DeepResearch Bench II: Diagnosing Deep Research Agents via Rubrics from Expert Report
Deep Research Systems (DRS) aim to help users search the web, synthesize information, and deliver comprehensive investigative reports. However, how to rigorously evaluate these systems remains under-explored. Existing deep-research benchmarks often fall into two failure modes. Some do not adequately test a system’s ability to analyze evidence and write coherent reports. Others rely on evaluation criteria that are either overly coarse or directly defined by LLMs (or both), leading to scores that can be biased relative to human experts and are hard to verify or interpret. To address these issues, we introduce Deep Research Bench II, a new benchmark for evaluating DRS-generated reports. It contains 132 grounded research tasks across 22 domains; for each task, a system must produce a long-form research report that is evaluated by a set of 9430 fine-grained binary rubrics in total, covering three dimensions: information recall, analysis, and presentation.
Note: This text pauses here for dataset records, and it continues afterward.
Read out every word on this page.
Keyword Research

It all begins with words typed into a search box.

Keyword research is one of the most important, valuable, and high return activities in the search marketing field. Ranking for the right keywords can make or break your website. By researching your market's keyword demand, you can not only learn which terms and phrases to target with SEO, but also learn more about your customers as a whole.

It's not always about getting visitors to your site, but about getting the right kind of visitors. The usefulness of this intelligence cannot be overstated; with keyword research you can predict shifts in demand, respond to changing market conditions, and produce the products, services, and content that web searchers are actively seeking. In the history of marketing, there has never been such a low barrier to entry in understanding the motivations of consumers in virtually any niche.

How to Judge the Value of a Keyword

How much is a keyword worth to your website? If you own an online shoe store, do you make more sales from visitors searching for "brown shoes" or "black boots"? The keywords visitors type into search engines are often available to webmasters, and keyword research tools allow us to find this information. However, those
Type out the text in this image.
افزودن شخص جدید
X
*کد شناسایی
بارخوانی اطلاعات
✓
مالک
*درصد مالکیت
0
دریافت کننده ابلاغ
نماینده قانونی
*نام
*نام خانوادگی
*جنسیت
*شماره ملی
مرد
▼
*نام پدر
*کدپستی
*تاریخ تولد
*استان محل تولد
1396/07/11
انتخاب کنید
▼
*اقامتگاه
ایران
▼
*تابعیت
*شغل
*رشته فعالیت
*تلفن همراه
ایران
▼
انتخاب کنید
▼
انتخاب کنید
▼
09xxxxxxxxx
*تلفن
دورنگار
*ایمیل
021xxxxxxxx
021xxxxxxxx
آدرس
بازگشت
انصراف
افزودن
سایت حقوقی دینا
All rubrics are derived from carefully selected expert-written investigative articles and are constructed through a four-stage LLM+human pipeline that combines automatic extraction with over 400 human-hours of expert review, ensuring that the criteria are atomic, verifiable, and aligned with human expert judgment. We evaluate several state-of-the-art deep-research systems on Deep Research Bench II and find that even the strongest models satisfy fewer than 50% of the rubrics, revealing a substantial gap between current DRSs and human experts.
💡 Research Summary
The paper introduces Deep Research Bench II, a comprehensive benchmark designed to rigorously evaluate Deep Research Agents (DRAs) that retrieve, synthesize, and report information from the web. Existing benchmarks fall into two problematic categories: (1) fixed‑answer tasks that test only retrieval of specific entities or numbers, and (2) open‑ended report‑generation tasks whose evaluation criteria are either defined by large language models (LLMs) or are overly coarse, leading to misalignment with human expert judgment and limited interpretability. To overcome these issues, the authors construct a new benchmark consisting of 132 grounded research tasks spanning 22 domains. Each task is derived from a real, peer‑reviewed expert investigative article (open‑access, CC‑4.0 licensed) and requires both extensive information gathering and non‑trivial analysis.
A key contribution is the creation of 9,430 fine‑grained binary rubrics (≈ 71 per task) that serve as the ground‑truth evaluation criteria. Rubrics are organized into three dimensions that map directly onto core DRA capabilities: Information Recall (correctly locating and citing relevant evidence), Analysis (synthesizing evidence into higher‑level insights), and Presentation (structuring the report, using tables/figures, and providing clear explanations). The rubrics are generated through a four‑stage LLM‑plus‑human pipeline: (1) LLM extraction from source articles, (2) self‑evaluation iteration where the LLM checks its own rubrics against the source and regenerates if recall/analysis accuracy falls below 90 %, (3) manual revision by annotators to enforce atomicity, clarity, and verifiability, and (4) expert review for final refinement. This process ensures that each rubric encodes a concrete factual or inferential requirement that can be verified independently of the model’s internal knowledge.
Evaluation is performed using an LLM-as‑judge approach. For a given model‑generated report, the judge LLM assesses each binary rubric and returns a pass/fail decision. Dimension‑wise scores are computed as the proportion of passed rubrics within that dimension. The authors validate the reliability of the LLM judge through human‑LLM agreement studies, reporting a high correlation (≈ 0.78) with human expert judgments.
The benchmark is used to assess several state‑of‑the‑art DRAs, including commercial systems such as Gemini Deep Research and OpenAI Deep Research, as well as leading open‑source agents. Across the board, the strongest agents achieve less than 50 % overall rubric compliance. Performance gaps are most pronounced in Information Recall (≈ 38 % pass) and Analysis (≈ 42 % pass), while Presentation scores are relatively higher (≈ 65 %). Error analysis reveals systematic failures: omission of critical sources, inability to reconcile conflicting evidence, and inaccurate quantitative citations. These findings highlight that current DRAs, despite sophisticated planning and tool‑use capabilities, still lack robust evidence‑grounded reasoning and synthesis.
The paper’s contributions are fourfold: (1) a grounded, expert‑derived benchmark with a large set of verifiable rubrics, (2) a novel three‑dimensional rubric‑based evaluation framework coupled with an LLM‑as‑judge protocol, (3) an extensive empirical study quantifying the gap between leading DRAs and human experts, and (4) analysis of human‑LLM alignment and systematic model deficiencies to guide future research. Limitations include reliance on the LLM judge’s domain knowledge (potentially problematic for highly specialized fields such as medicine or law) and the subjectivity inherent in expert‑crafted rubrics. Future work is suggested to develop domain‑specialized judges, enhance automatic quality‑control in rubric generation, and expand the benchmark to cover multimodal evidence sources.